To me the share of the house was your Fathers to give away, not yours. He made his choice… Sure, once you get a share you can decide what you want to do with it.
Your sister is using a medical condition to benefit her financially. She may recover fully. If she doesn’t, will her capacity to pass your share of the house on to her family make life easier for you?
I can’t see whether you are well off being trigger to acceding to the demand.
Your sister and brother are trying to do the wrong thing, and trying to make you the bad guy. Your dad made his wishes perfectly clear. I don’t know what houses are selling for in your neck of the woods, but around here, we would be talking about $300,000 or more; your share would be around $100,000 (assuming no mortgage). That’s a lot of money to give to someone just because she’s asking for it.

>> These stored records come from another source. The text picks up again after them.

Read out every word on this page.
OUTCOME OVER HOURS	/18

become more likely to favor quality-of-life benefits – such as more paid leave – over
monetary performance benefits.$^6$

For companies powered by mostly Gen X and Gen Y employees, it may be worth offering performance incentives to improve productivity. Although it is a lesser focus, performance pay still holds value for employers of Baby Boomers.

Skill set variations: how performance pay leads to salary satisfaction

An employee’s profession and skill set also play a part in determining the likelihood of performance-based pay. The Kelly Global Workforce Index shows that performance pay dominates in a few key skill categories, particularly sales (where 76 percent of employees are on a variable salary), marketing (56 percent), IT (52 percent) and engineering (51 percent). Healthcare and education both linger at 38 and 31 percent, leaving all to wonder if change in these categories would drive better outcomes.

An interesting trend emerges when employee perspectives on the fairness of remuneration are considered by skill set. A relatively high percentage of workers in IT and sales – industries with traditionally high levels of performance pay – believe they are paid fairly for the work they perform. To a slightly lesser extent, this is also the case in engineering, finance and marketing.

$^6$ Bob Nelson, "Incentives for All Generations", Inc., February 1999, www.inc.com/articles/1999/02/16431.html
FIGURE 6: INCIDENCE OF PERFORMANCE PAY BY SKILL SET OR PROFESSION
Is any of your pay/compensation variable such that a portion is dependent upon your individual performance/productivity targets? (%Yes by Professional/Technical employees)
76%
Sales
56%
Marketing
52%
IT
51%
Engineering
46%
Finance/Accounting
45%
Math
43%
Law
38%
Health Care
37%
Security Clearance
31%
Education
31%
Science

I’m sorry for your loss. This kind of thing really happens too often. If I were you, I would talk to a lawyer in the jurisdiction where the estate is being probated. It sounds like your sister is trying to guilt you into disclaiming your portion of your dad’s estate. Don’t do it unless you really want to. I don’t think your relationship with your siblings will be the same regardless of what happens.
I’m so sorry for you. I remember reading Ann Landers as a kid and wondering why the hell so many families fought over wills and inheritance. Then I saw a friend go through the same thing and it was horrendous. The worst part is she couldn’t have cared less about any of it, she just didn’t want to see her nastier siblings get more than the one who actually cared for her parents before they died. I’d like to think my own family will be smarter and kinder should this sort of thing arise… but I guess you can never really know.